At this stage of the evolution of our capitalist system, industry is able to manufacture more of most products than can be sold. Productivity is way up. The vast majority of the value that productivity increase produced went to the top 1%. The workers received almost nothing of it even though they are the ones who produced it. Yet with all that abundance of products that would flood the market due to that increase in productivity, the favorite mantra of the right, --that an increase in goods forces the price down, --didn't materialize: inflation continued. Meanwhile the producers (capitalists) cut back on the number of employees, yet the shrinkage of the labor pool did not create an increase in wages.
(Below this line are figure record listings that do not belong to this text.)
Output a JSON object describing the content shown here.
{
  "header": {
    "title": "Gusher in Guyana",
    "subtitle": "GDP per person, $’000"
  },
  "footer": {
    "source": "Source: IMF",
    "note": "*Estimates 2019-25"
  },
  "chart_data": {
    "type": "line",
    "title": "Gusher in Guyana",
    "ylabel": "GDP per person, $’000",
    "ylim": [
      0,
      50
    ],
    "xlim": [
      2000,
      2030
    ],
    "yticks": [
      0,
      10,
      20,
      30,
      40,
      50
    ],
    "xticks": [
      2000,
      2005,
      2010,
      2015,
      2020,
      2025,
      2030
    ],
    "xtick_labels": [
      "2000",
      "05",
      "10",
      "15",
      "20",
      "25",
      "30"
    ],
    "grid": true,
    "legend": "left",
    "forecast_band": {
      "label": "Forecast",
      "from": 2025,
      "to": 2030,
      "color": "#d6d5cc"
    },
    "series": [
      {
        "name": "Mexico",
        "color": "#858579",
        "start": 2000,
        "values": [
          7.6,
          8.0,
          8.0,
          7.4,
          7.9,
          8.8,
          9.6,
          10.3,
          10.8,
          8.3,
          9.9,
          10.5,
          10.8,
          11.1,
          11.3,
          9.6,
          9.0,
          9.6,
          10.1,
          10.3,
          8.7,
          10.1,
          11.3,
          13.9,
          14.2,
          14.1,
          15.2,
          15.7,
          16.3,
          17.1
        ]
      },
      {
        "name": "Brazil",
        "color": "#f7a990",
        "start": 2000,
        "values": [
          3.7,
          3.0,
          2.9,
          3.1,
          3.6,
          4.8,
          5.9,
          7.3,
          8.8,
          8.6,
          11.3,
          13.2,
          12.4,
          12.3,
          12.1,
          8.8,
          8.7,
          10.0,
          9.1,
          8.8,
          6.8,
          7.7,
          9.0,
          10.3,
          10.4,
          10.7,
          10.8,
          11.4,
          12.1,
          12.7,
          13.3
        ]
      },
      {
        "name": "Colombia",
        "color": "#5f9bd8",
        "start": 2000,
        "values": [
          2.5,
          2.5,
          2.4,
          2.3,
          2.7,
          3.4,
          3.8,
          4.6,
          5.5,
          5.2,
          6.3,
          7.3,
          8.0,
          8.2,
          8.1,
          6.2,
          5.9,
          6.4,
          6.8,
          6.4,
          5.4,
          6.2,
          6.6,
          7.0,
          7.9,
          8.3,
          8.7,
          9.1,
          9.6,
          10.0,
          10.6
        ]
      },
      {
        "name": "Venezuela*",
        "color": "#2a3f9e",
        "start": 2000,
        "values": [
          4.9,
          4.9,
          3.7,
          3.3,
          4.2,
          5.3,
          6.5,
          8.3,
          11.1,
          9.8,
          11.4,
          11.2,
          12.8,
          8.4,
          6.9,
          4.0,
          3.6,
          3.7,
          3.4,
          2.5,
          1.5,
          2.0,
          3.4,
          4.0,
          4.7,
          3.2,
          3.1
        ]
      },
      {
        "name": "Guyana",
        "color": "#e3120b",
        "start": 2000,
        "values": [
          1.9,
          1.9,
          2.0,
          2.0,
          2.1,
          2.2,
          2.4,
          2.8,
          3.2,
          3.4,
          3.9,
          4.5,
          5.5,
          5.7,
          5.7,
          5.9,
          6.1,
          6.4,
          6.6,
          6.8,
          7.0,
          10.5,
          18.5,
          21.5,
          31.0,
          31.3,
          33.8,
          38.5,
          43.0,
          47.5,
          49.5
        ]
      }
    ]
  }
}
So here's the bottom line: the cost of labor is dependent upon what the capitalist can squeeze out of the worker, and the price of what the worker produces is determined by what the market will bear. Most big corporations today are unable to raise prices because the market won't bear an increase like you're talking about (to cover the higher cost of labor), and most big corporations make enough profit that they can afford to keep prices where they are, pay more to workers, and accept a smaller but very reasonable profit. So there is little connection between the fluctuations in the cost of labor and the price being charged for the goods produced. That is, little connection except in the idealism of the text books read by idealistic minds who take theory for reality.